The Power Ministry will finalise the Standard Bidding Document (SBD) for power projects to be set up under 12th Five-Year Plan on Thursday.
“The new bidding norms would be simpler than the previous one. It will have components of fixed charge and single-variable cost,” said a senior Power Ministry official.
Finalisation of the bidding norms would pave the way for setting up of two new ultra mega power projects – Cheyyur in Tamil Nadu and Sarguja in Chhattisgarh.
The fixed charge would determine the actual efficiency of the bidder to convert fuel into electricity, whereas the variable cost would be linked to indices such as rise in fuel cost and inflation, among others.
This means any rise in price of coal or natural gas used to fire the power plant would be passed on to the end-consumer. This would prevent cases such as Tata Power’s imported coal-based Mundra Ultra Mega Power Project.
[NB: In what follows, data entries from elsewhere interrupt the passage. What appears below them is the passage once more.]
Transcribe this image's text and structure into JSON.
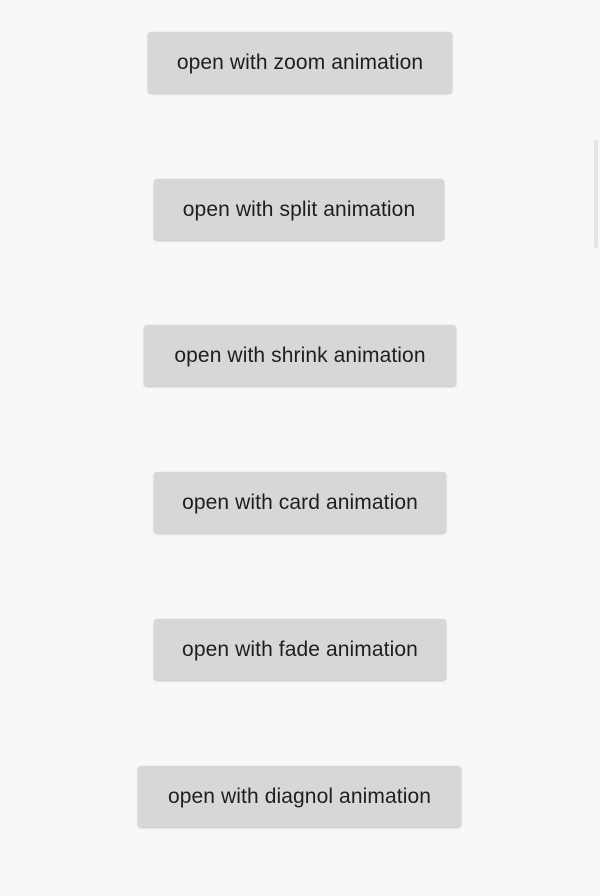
{
  "buttons": {
    "zoom": "open with zoom animation",
    "split": "open with split animation",
    "shrink": "open with shrink animation",
    "card": "open with card animation",
    "fade": "open with fade animation",
    "diagnol": "open with diagnol animation"
  },
  "colors": {
    "background": "#f9f8f7",
    "button_background": "#d8d7d6",
    "button_text": "#1e1e1e"
  }
}
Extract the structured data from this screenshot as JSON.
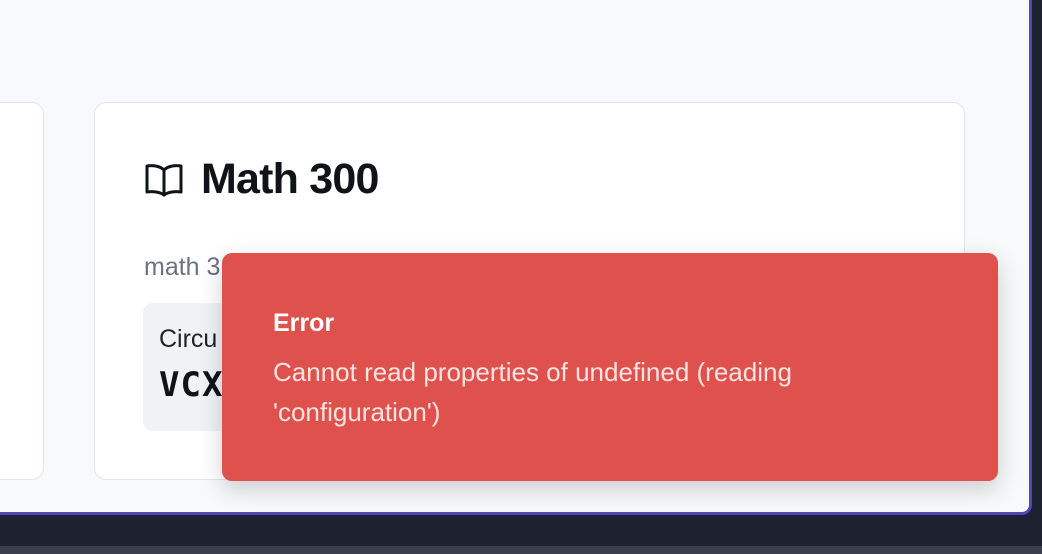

The change in laws in Indonesia, from where the unit sources coal, has increased price of the fuel. This has resulted in higher electricity production cost, which has to be absorbed by the producer and cannot be passed through completely to consumers.
In the previous bidding documents, there were two broad elements – energy charge and capacity cost. Energy charge would mean fuel cost that may be coal or gas, while capacity cost includes operation and maintenance, depreciation and interest costs. All these elements are again classified into those whose cost can escalate and others where no cost escalation is allowed.